For seasonal businesses like Cheerleading gyms, the season may be shorter than a full calendar year. The result? Months where no registrations are taken and revenue is consequentially lower than average or next to nothing. This can pose a serious issue for small business owners that still need to cover costs during these periods. We caught up with Cj Pugh from Power Cheer Toronto (PCT) who shared some tips on how to run a successful Cheer gym, especially surviving the infamous, not-so-funny “Moneyless May”.
As the owner and director of PCT Cj has grown his business to serve over 600 families and 480 competitive athletes. While he’s a savvy businessman, he stayed true to his mission to teach life lessons through the sport of cheerleading, committed to building its athletes’ confidence, self-esteem and work ethic.
Moneyless May- It's a Cheer thing CJ Pugh, PCT Owner
What is Moneyless May?
It’s a cheer thing, Cj explains. The technical cheer season starts with enrollments in late May and local competitions end early April and Worlds (The Cheerleading and Dance World Championship) ends at the end of April. This phenomenon could be applicable to other seasonal businesses, but in the Cheer industry it’s so infamous that we gave it a name.
What effect can Moneyless May have on a Cheer gym?
Technically you have the month of May where nothing is happening.

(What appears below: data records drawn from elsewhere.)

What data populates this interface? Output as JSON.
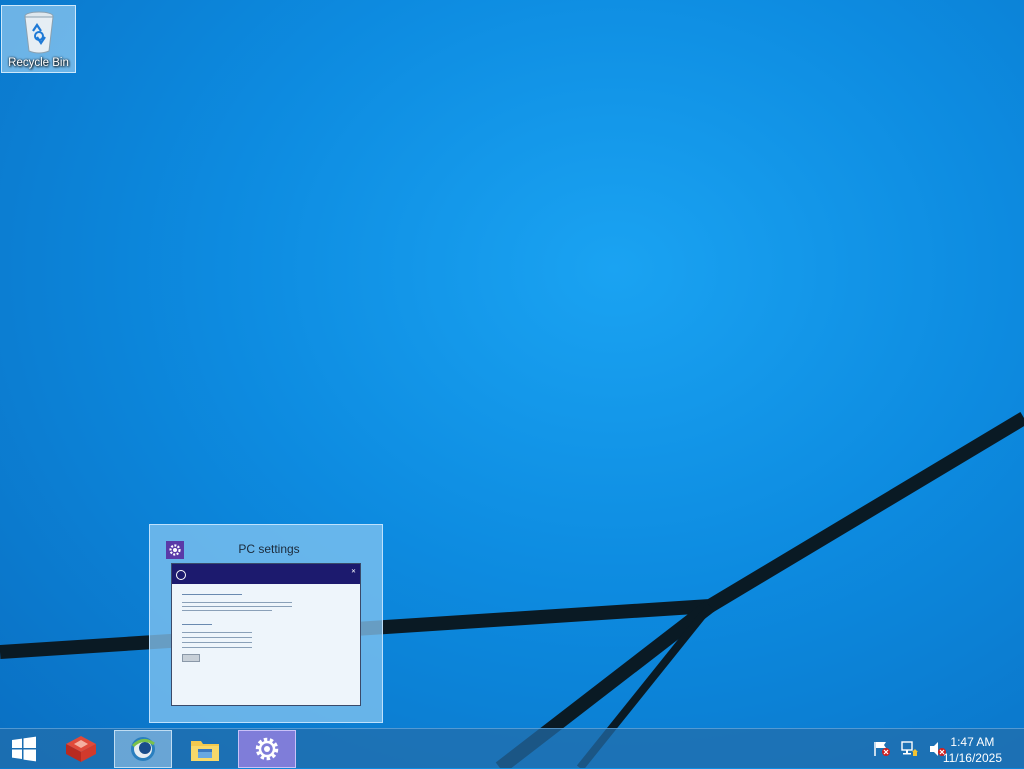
{
  "desktop": {
    "icons": [
      {
        "label": "Recycle Bin",
        "icon": "recycle-bin-icon"
      }
    ]
  },
  "thumbnail": {
    "title": "PC settings",
    "icon": "gear-icon",
    "accent": "#5a3aa8"
  },
  "taskbar": {
    "start_icon": "windows-logo-icon",
    "apps": [
      {
        "name": "rhino-app",
        "icon": "red-cube-icon"
      },
      {
        "name": "browser",
        "icon": "browser-globe-icon"
      },
      {
        "name": "file-explorer",
        "icon": "folder-icon"
      },
      {
        "name": "pc-settings",
        "icon": "gear-icon"
      }
    ],
    "tray_icons": [
      "action-center-flag-icon",
      "network-icon",
      "speaker-muted-icon"
    ],
    "clock": {
      "time": "1:47 AM",
      "date": "11/16/2025"
    }
  }
}
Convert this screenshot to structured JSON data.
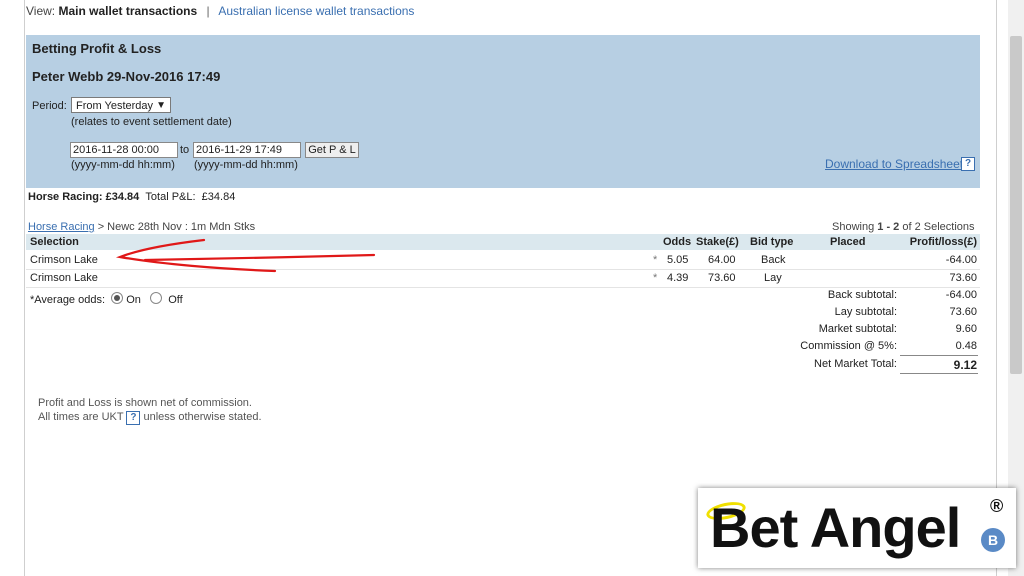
{
  "view": {
    "prefix": "View:",
    "main_wallet": "Main wallet transactions",
    "separator": "|",
    "au_wallet": "Australian license wallet transactions"
  },
  "report": {
    "title": "Betting Profit & Loss",
    "user_date": "Peter Webb 29-Nov-2016 17:49",
    "period_label": "Period:",
    "period_value": "From Yesterday",
    "period_note": "(relates to event settlement date)",
    "from_date": "2016-11-28 00:00",
    "to_label": "to",
    "to_date": "2016-11-29 17:49",
    "get_button": "Get P & L",
    "format_hint_from": "(yyyy-mm-dd hh:mm)",
    "format_hint_to": "(yyyy-mm-dd hh:mm)",
    "download_link": "Download to Spreadsheet",
    "help_glyph": "?"
  },
  "summary": {
    "sport_label": "Horse Racing: £34.84",
    "total_label": "Total P&L:",
    "total_value": "£34.84"
  },
  "breadcrumb": {
    "link": "Horse Racing",
    "rest": " > Newc 28th Nov : 1m Mdn Stks"
  },
  "showing": {
    "prefix": "Showing ",
    "range": "1 - 2",
    "suffix": " of 2 Selections"
  },
  "table": {
    "headers": {
      "selection": "Selection",
      "odds": "Odds",
      "stake": "Stake(£)",
      "bid_type": "Bid type",
      "placed": "Placed",
      "profit": "Profit/loss(£)"
    },
    "rows": [
      {
        "selection": "Crimson Lake",
        "star": "*",
        "odds": "5.05",
        "stake": "64.00",
        "bid_type": "Back",
        "placed": "",
        "profit": "-64.00"
      },
      {
        "selection": "Crimson Lake",
        "star": "*",
        "odds": "4.39",
        "stake": "73.60",
        "bid_type": "Lay",
        "placed": "",
        "profit": "73.60"
      }
    ]
  },
  "average_odds": {
    "label": "*Average odds:",
    "on": "On",
    "off": "Off",
    "selected": "On"
  },
  "subtotals": {
    "back_label": "Back subtotal:",
    "back_value": "-64.00",
    "lay_label": "Lay subtotal:",
    "lay_value": "73.60",
    "market_label": "Market subtotal:",
    "market_value": "9.60",
    "commission_label": "Commission @ 5%:",
    "commission_value": "0.48",
    "net_label": "Net Market Total:",
    "net_value": "9.12"
  },
  "footnote": {
    "line1": "Profit and Loss is shown net of commission.",
    "line2_prefix": "All times are UKT",
    "line2_suffix": "unless otherwise stated."
  },
  "logo": {
    "text": "Bet Angel",
    "reg": "®",
    "badge": "B"
  },
  "colors": {
    "panel": "#b7cfe3",
    "link": "#3a6fb0",
    "annotation": "#e01818",
    "halo": "#f0e000"
  }
}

Some Cheer gyms only charge membership for 11 months. This is very dangerous. There’s the obvious downside that you’re missing out on revenue. Some gyms don’t pay their staff for that month, but they still have fixed costs to cover. Not to mention employee satisfaction is affected. To us it felt like we would be letting our staff down. In addition, it could affect customer retention. Since the season is over, athletes and their parents might choose to look at the offering of other gyms. Removing a client from a financial commitment, at a time where they are most likely to shop around is crazy, Cj adds.
Removing a client from a financial commitment, at a time where they are most likely to shop around is crazy. CJ Pugh, PCT Owner
How do you get around it at PCT?
At PCT we charge membership for 12 months, since charging for 11 months seemed strange despite being common practice. Financials aside, we feel that our athletes benefit from the spring training we offer in the period of time others call “Moneyless May”. During this time, they practice and keep up their skills up to stay ahead of the curve before the next season begins.
Any advice for businesses that can’t charge for 12 months?
Even for organizations that can’t drastically change their business model, there are options. You could run drop-in sessions like skill clinics, classes and private lessons. It’s additional risk until you ramp up the practice, but some heavy promoting can help inform your customers. To further close the gap, you could run an early registration period starting in April. At PCT we found that incentivizing early-birds works very well with either discounts or early access to classes.
Calling it Moneyless May is just bad business in my opinion. CJ Pugh, PCT Owner
Any further advice for those affected by Moneyless May?
Calling it Moneyless May is just bad business in my opinion. Cheer is an industry of passion, but that doesn’t mean we should be neglecting the business side of operations. With some creativity and business know-how the issue of Moneyless May can be avoided. Owners should take charge and stay away from following technical seasons, industry traditions or common practice. Shape your business practices around the needs of your customers, employees and the overall business.